This blog’s subject line is borrowed directly from this WSJ article.
Fed Chairman Powell stated in early June that there are no rate increases in sight and that the Fed will do whatever it has to do to keep rates down through 2022.
These actions include keeping the Fed Funds rate near 0% and massive bond buying.
Whether this will work or not remains to be seen, but this is very good news for those of us in the real estate and mortgage industries – as boom times will likely continue for another year at least.
This is also good news for investors in assets such as real estate and stocks, as massive Fed interventions like this tend to inflate asset prices like I alluded to in this recent blog about Asset Inflation.
In any case, it has been my observation that all this news about interest rates confuses many people so I wanted to discuss some key interest rates again.
KEY INTEREST RATES
- The Fed Funds Rate: Currently 0.0 to 0.25%
This is the rate that banks charge each other for overnight lending, and it is the one rate the Fed does have control over. The Fed Funds Rate was over 20% in the early 1980s and around 6% for much of the 1990s. The big reminder here is that the Fed Funds Rate is a short-term (overnight) rate only and it does not always influence long-term rates the way the Fed intends.
- Prime Rate: 3.25%
This is the rate that banks charge their most creditworthy customers, e.g. large corporations. It is also the index that most equity lines and credit cards are tied to.

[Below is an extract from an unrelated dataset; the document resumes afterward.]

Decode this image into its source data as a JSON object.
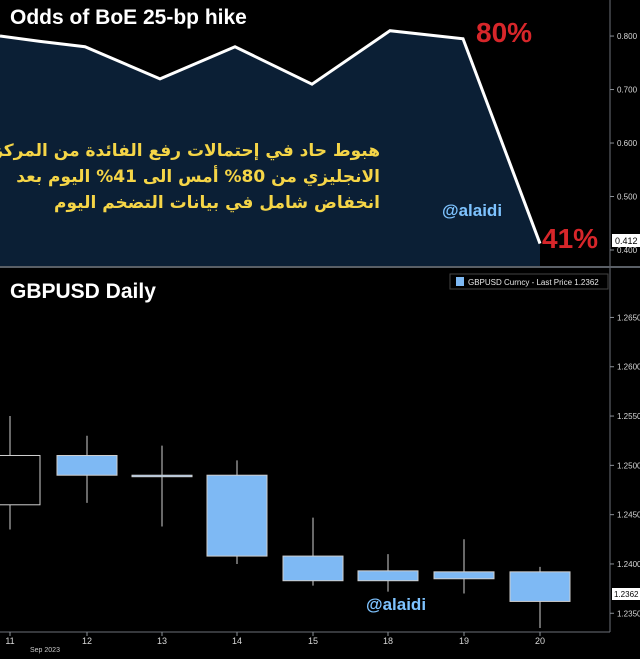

Prime Rate hit 20% in 1980 and was over 8% for much of the 1990s. Last year at this time, Prime Rate was 5.5%.
- 10 Year Treasury Yield: 0.7-ish%
This is the yield that the Federal Government has to pay investors to get them to buy its Ten Year Treasury Bonds, or the bonds the government sells in order to borrow money to finance debt. This yield has been bouncing between 0.55% and 0.9% over the last few months. Last year at this time the Yield was around 2.3%. The big reminder here is that the typical difference/spread between the 10 Year Treasury Yield and 30-Year Mortgage Rates was around 1.5% for years, but lately that spread has climbed to over 2%. It has, however, been narrowing in recent weeks indicating that rates may fall further.
- 30-Year Fixed-Rate Mortgage: 2.75%*
30-Year Mortgage Rates hit an all-time low today, as I have never quoted 2.75% for a 20% down, conforming loan financed purchase scenario. The HUGE REMINDER HERE though is there is no “one mortgage rate,” as many factors influence every rate we quote. These factors include credit score, property type, lock period, down payment %, etc. I blogged about the “Twelve Factors That Impact Your Mortgage Rate” here.
The Fed Controls Short-Term Rates: The Fed will try to keep rates down but b/c it can only control short-term rates, they may not be entirely successful. So I expect a lot more surprises and volatility.
NOTE: The Fed can directly influence long-term rates by buying up treasury bonds, mortgages, and corporate debt like it is doing now, but it can’t go on indefinitely.
All Rates Are Not the Same: The four interest rates I discuss above are obviously not the same, and they do not always move in lockstep.
No One Mortgage Rate: Mortgage rates have hit record lows again, but it is important to remember that there is no “one” mortgage rate. The rates we quote vary by over 1% every day b/c of all the factors I reference above.